Still, in “Manual for Survival,” Brown does suggest that the higher end of existing death estimates seems plausible. The Ukrainian state pays benefits to about 35,000 people whose spouses apparently died from Chernobyl-caused illnesses. Some scientists have told her they think 150,000 deaths is a more likely baseline for the Ukraine alone. (There are no official or unofficial counts for Belarus and western Russia.)
Chernobyl: This past isn’t even past
Due to the long-term nature of some forms of radiation, Chernobyl’s effects continue today — to an extent that is also under-studied. In the book’s epilogue, Brown visits a forest in the Ukraine where people pick blueberries for export, with each batch being tested for radiation. However, Brown observed, bundles of blueberries over the accepted radiation limit are not necessarily discarded. Instead, berries from those lots are mixed in with cleaner blueberries, so each remixed batch as a whole falls under the regulatory limit. People outside the Ukraine, she writes, “may wake to a breakfast of Chernobyl blueberries” without knowing it.
Brown emphasizes that her goal is not primarily to alarm readers, but to push research forward. She says she would like her audience — general readers, undergraduates, scientists — to think deeply about how apparently settled science may sometimes rely on contingent conclusions developed in particular political circumstances.

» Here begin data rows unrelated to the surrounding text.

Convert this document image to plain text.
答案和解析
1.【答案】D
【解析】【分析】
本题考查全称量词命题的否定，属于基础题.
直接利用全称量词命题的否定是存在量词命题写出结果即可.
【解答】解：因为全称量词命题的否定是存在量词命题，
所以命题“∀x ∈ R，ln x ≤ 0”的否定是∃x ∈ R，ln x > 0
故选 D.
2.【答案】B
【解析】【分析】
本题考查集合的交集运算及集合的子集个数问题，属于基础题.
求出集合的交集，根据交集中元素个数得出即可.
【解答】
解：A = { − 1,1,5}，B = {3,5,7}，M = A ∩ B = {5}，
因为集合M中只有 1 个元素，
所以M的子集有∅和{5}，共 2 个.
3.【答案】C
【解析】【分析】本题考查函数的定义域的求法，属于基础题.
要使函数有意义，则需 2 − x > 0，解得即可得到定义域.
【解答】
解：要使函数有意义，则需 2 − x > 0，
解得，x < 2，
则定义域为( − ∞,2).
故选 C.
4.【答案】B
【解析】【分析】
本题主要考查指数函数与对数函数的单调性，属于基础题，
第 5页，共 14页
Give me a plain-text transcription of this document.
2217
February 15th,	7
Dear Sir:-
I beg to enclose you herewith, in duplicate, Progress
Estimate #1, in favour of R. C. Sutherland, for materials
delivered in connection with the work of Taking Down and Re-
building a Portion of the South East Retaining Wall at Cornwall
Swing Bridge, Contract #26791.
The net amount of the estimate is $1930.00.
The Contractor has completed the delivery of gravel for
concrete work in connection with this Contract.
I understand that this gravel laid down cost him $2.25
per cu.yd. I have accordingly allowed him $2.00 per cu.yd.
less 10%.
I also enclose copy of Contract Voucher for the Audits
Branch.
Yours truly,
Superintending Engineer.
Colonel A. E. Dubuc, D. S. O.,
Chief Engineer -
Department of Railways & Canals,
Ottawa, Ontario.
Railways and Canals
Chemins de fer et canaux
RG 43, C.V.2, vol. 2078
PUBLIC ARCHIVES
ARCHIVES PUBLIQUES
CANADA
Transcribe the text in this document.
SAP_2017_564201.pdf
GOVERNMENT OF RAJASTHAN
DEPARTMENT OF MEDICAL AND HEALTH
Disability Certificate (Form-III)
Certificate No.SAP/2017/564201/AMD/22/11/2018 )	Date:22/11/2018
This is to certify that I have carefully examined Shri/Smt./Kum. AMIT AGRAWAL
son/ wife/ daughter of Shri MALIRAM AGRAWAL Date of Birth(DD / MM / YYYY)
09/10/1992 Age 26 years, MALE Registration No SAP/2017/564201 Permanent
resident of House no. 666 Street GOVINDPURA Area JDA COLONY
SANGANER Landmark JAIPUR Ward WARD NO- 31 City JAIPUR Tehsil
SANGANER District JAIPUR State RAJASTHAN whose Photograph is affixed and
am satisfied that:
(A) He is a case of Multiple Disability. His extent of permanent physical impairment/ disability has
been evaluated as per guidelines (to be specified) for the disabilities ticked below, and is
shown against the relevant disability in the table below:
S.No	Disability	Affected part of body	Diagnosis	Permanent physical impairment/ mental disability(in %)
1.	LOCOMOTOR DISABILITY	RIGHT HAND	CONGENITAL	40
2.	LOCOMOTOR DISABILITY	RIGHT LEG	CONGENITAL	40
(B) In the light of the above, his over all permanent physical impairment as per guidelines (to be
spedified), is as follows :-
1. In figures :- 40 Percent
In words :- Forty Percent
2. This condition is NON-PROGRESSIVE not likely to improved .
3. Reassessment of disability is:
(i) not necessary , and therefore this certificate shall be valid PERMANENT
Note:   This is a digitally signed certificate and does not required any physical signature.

“I would like scientists to know a bit more about the history behind the science,” Brown says.
Other scholars say “Manual for Survival” is an important contribution to our understanding of Chernobyl. J.R. McNeill, a historian at Georgetown University, says Brown has shed new light on Chernobyl by illuminating “decades of official efforts to suppress its grim truths.” Alison MacFarlane, director of the Institute for International Science and Technology Policy at George Washington University, and Former director of the Nuclear Regulatory Commission, says the book effectively “uncovers the devastating effects” of Chernobyl.
For her part, Brown says one additional aim in writing the book was to help us remind ourselves that our inventions and devices are fallible. We need to be vigilant to avoid future disasters along the lines of Chernobyl.
“I think it could be a guide to the future if we’re not a little bit more thoughtful, and a little more transparent” than the Soviet officials were, Brown says.